01:05:22   And I mean, Anchor in general,

01:05:23   their tools are about like making it just easy to do.

01:05:27   And this is a nice step into something a little bit more complex.

01:05:32   So you could say record something, because you could plug in, it supports the camera

01:05:36   connection kit stuff, so you could plug in a microphone, record something with someone,

01:05:40   record something on your phone later on, and then put it all into one project, make it

01:05:43   into one show, and publish it on Anchor.

01:05:45   Yeah, I like the idea of democratizing podcasting.

01:05:48   This is the other side of it, right?

01:05:49   Which is, the fact is, you could do a podcast that's literally you talking to your phone,

01:05:54   that the medium is becoming, or genre or whatever you want to call it, is becoming more sophisticated,

01:06:00   still anybody can do a podcast. And so creating some tools that vary, that make it easy not

01:06:08   just to post a podcast but to make it sound a little bit better, to put in music, to take

01:06:11   out that part that you want to take out for regular people to do that is a good thing.

01:06:18   And that's what I like about this approach is that it's basically saying, "Look, you

01:06:22   can clean up, do some basic clean up without having to find a new workflow and find other

01:06:28   apps and all of that that Anchor will let you do it. I think it's a good move.

01:06:31   Yeah, and this is why I like them in general because then they like, they simplify product

01:06:34   like the posting. So you can post it, you get the RSS feed and then they put it into

01:06:39   iTunes and they can put it onto smart speakers and stuff for you.

01:06:41   Right.

01:06:42   But I really like this app. I've played around with it and it is a fun way to make simple

01:06:47   podcasts, right? Like a show like this one, I couldn't produce it inside of Anchor because

01:06:52   I edit way too heavily. But if you are making a show, like you're starting out, this is

01:06:58   a fantastic way to start out and learn some really simple basics about editing, just like

01:07:03   trimming and splitting. These are things that you need to kind of get your head around and

01:07:07   their tools actually make it easy to conceive of why you'd want to do these types of things.

01:07:11   So I give it a thumbs up. Again, if you're starting out, if you've never done this stuff

01:07:15   before, I recommend Anchor.

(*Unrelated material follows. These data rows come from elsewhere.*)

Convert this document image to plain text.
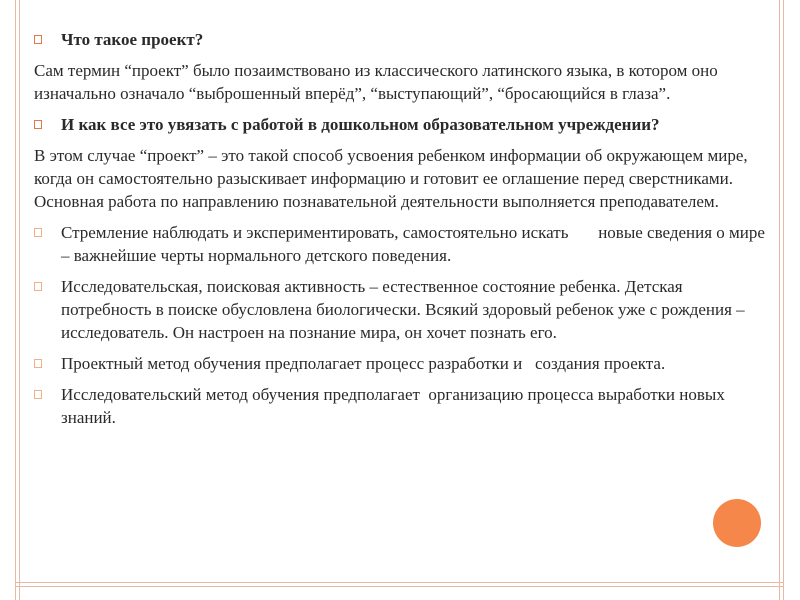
Что такое проект?

Сам термин “проект” было позаимствовано из классического латинского языка, в котором оно изначально означало “выброшенный вперёд”, “выступающий”, “бросающийся в глаза”.

И как все это увязать с работой в дошкольном образовательном учреждении?

В этом случае “проект” – это такой способ усвоения ребенком информации об окружающем мире, когда он самостоятельно разыскивает информацию и готовит ее оглашение перед сверстниками. Основная работа по направлению познавательной деятельности выполняется преподавателем.

Стремление наблюдать и экспериментировать, самостоятельно искать       новые сведения о мире – важнейшие черты нормального детского поведения.
Исследовательская, поисковая активность – естественное состояние ребенка. Детская потребность в поиске обусловлена биологически. Всякий здоровый ребенок уже с рождения – исследователь. Он настроен на познание мира, он хочет познать его.
Проектный метод обучения предполагает процесс разработки и   создания проекта.
Исследовательский метод обучения предполагает  организацию процесса выработки новых знаний.
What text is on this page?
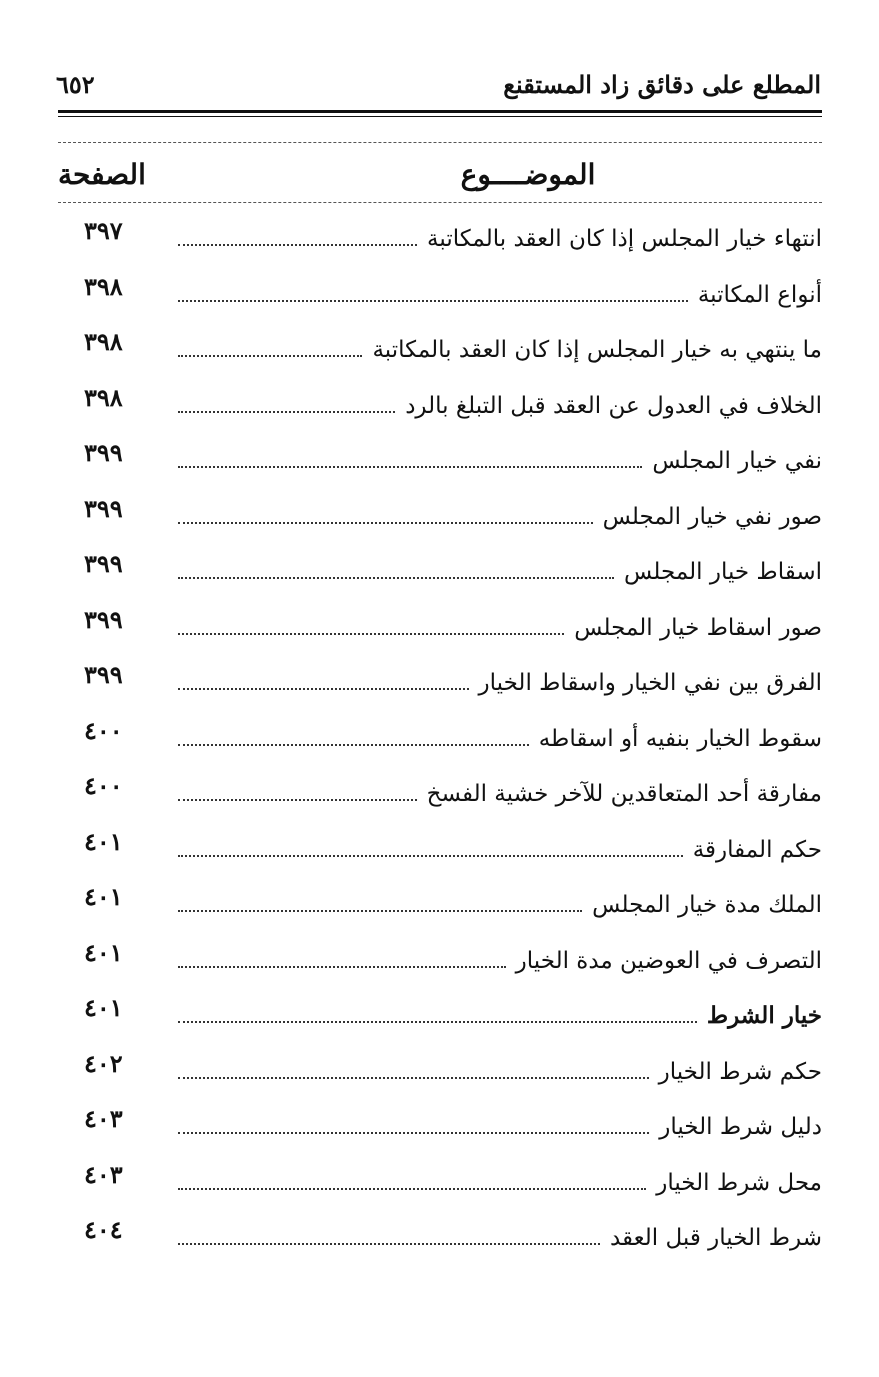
المطلع على دقائق زاد المستقنع
٦٥٢
الموضــــوع
الصفحة
٣٩٧	انتهاء خيار المجلس إذا كان العقد بالمكاتبة
٣٩٨	أنواع المكاتبة
٣٩٨	ما ينتهي به خيار المجلس إذا كان العقد بالمكاتبة
٣٩٨	الخلاف في العدول عن العقد قبل التبلغ بالرد
٣٩٩	نفي خيار المجلس
٣٩٩	صور نفي خيار المجلس
٣٩٩	اسقاط خيار المجلس
٣٩٩	صور اسقاط خيار المجلس
٣٩٩	الفرق بين نفي الخيار واسقاط الخيار
٤٠٠	سقوط الخيار بنفيه أو اسقاطه
٤٠٠	مفارقة أحد المتعاقدين للآخر خشية الفسخ
٤٠١	حكم المفارقة
٤٠١	الملك مدة خيار المجلس
٤٠١	التصرف في العوضين مدة الخيار
٤٠١	خيار الشرط
٤٠٢	حكم شرط الخيار
٤٠٣	دليل شرط الخيار
٤٠٣	محل شرط الخيار
٤٠٤	شرط الخيار قبل العقد
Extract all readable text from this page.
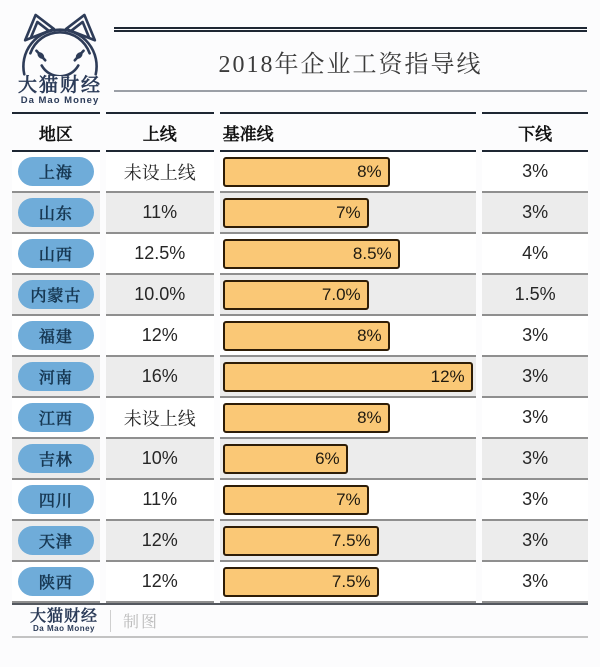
大猫财经
Da Mao Money
2018年企业工资指导线
地区	上线	基准线	下线
上海	未设上线	8%	3%
山东	11%	7%	3%
山西	12.5%	8.5%	4%
内蒙古	10.0%	7.0%	1.5%
福建	12%	8%	3%
河南	16%	12%	3%
江西	未设上线	8%	3%
吉林	10%	6%	3%
四川	11%	7%	3%
天津	12%	7.5%	3%
陕西	12%	7.5%	3%
大猫财经
Da Mao Money 制图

And here's a little tease for you. If you enjoy hearing us talk

01:07:21   about podcast stuff. Oh boy, do we have a treat for you! Next week is episode 200. Episode

01:07:29   200 is split into two parts. The first part of the show is me and Jason talking about

01:07:35   upgrade. We are using episode 200 as a way to reflect on the show, kind of talk about

01:07:40   where it came from, how it's evolved, and why we love doing it and why it's important

01:07:44   to us. The second half is for people that have asked us, "Oh hey, you've mentioned

01:07:50   and that you wanted to do podcast tips in the,

01:07:52   like, 'cause we spoke about that a while ago,

01:07:53   you wanna give us some more podcast advice.

01:07:55   I was holding onto it,

01:07:57   and you're gonna get a lot of it next week.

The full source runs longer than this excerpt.